We have precarious financial markets on top of precarious labour markets. Five out of every ten workers in the world labour market are employed in vulnerable jobs.
The Davos participants talk about the economic recovery in the United States since the year 2000. For workers, it has been the recovery that never was and American workers are even worse off.
Jennings launched two appeals to the Forum participants: Governments have to get a grip on the global economy and financial markets. They have to learn the lessons of the financial collapse that we’ve seen since 2007. The regulatory holiday has to end. Central bankers have been asleep at the wheel and left financial players to their own devices. We are all paying a heavy price for this abandonment of responsibility.
We have to retool the regulatory system. There are new and powerful actors - hedge funds, private equity and the growing sovereign wealth funds. They should all come under the regulatory microscope. In 2007 the Global Unions put private equity under the spotlight. We will do likewise with sovereign wealth funds, he said.
His second appeal was for serious efforts to be made to bridge the growing inequality gap. The top hedge fund managers now earn in ten minutes the annual salary of an average worker in the United States. American CEOs now earn 364 times the annual salary of an average worker.
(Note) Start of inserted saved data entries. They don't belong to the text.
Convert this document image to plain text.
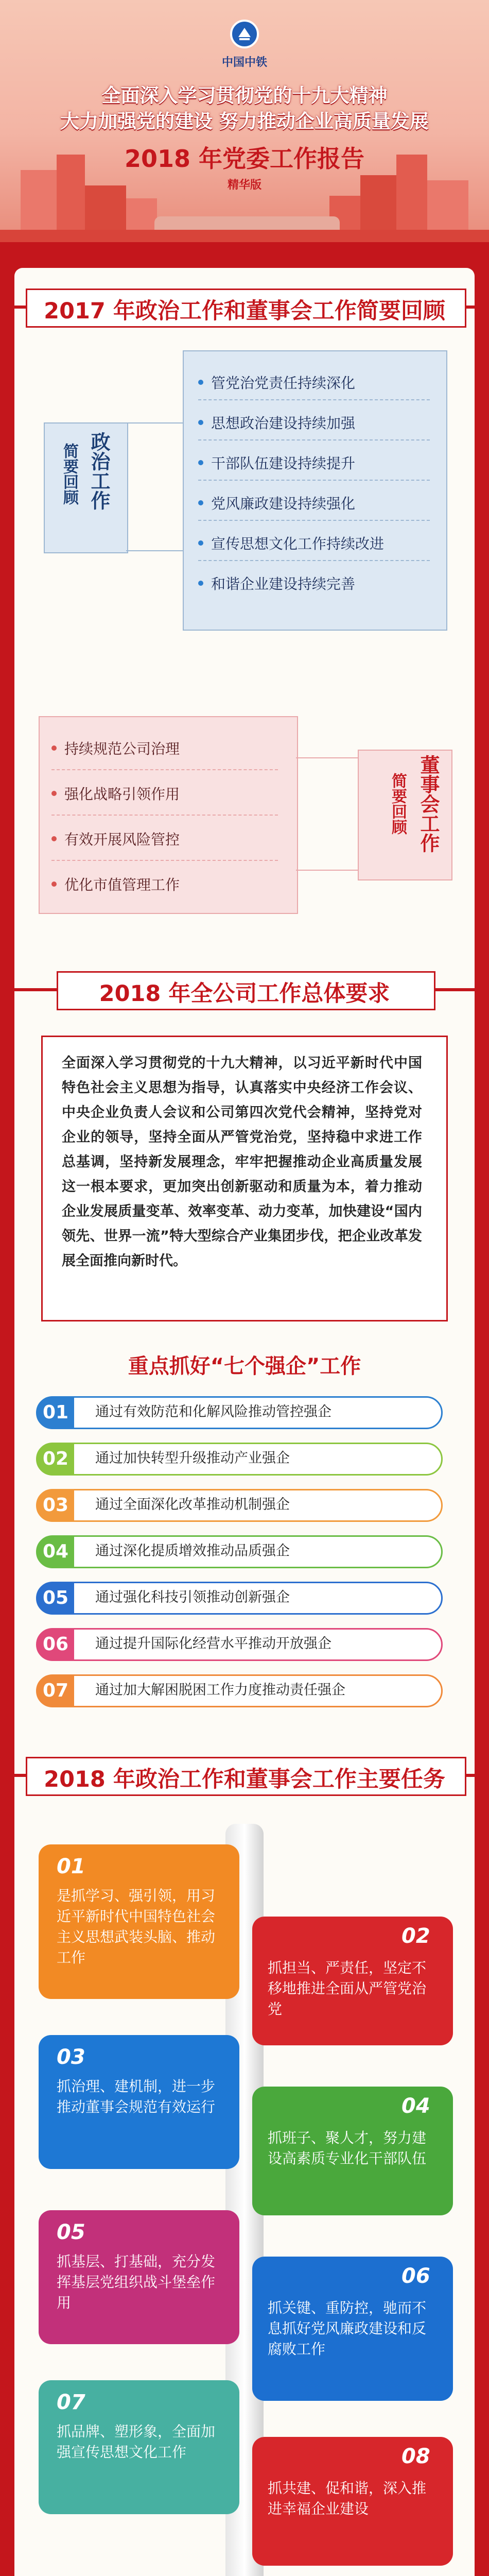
中国中铁
全面深入学习贯彻党的十九大精神
大力加强党的建设 努力推动企业高质量发展
2018 年党委工作报告
精华版
2017 年政治工作和董事会工作简要回顾
政治工作
简要回顾
管党治党责任持续深化
思想政治建设持续加强
干部队伍建设持续提升
党风廉政建设持续强化
宣传思想文化工作持续改进
和谐企业建设持续完善
董事会工作
简要回顾
持续规范公司治理
强化战略引领作用
有效开展风险管控
优化市值管理工作
2018 年全公司工作总体要求
全面深入学习贯彻党的十九大精神，以习近平新时代中国特色社会主义思想为指导，认真落实中央经济工作会议、中央企业负责人会议和公司第四次党代会精神，坚持党对企业的领导，坚持全面从严管党治党，坚持稳中求进工作总基调，坚持新发展理念，牢牢把握推动企业高质量发展这一根本要求，更加突出创新驱动和质量为本，着力推动企业发展质量变革、效率变革、动力变革，加快建设“国内领先、世界一流”特大型综合产业集团步伐，把企业改革发展全面推向新时代。
重点抓好“七个强企”工作
01	通过有效防范和化解风险推动管控强企
02	通过加快转型升级推动产业强企
03	通过全面深化改革推动机制强企
04	通过深化提质增效推动品质强企
05	通过强化科技引领推动创新强企
06	通过提升国际化经营水平推动开放强企
07	通过加大解困脱困工作力度推动责任强企
2018 年政治工作和董事会工作主要任务
01
是抓学习、强引领，用习近平新时代中国特色社会主义思想武装头脑、推动工作
02
抓担当、严责任，坚定不移地推进全面从严管党治党
03
抓治理、建机制，进一步推动董事会规范有效运行	04
抓班子、聚人才，努力建设高素质专业化干部队伍
05
抓基层、打基础，充分发挥基层党组织战斗堡垒作用
06
抓关键、重防控，驰而不息抓好党风廉政建设和反腐败工作
07
抓品牌、塑形象，全面加强宣传思想文化工作	08
抓共建、促和谐，深入推进幸福企业建设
Jennings expressed his anger at the European Central Bank President Trichet and called on his to stop his attack on fair wages.
Referring to the stimulus package proposed by George Bush, Jennings commented that Bush had taken very good care of his friends at the top, with little consideration for the little guy. The little guy now needs urgent help. The biggest bang for the buck will only come if the stimulus package makes a difference to the struggling American workers.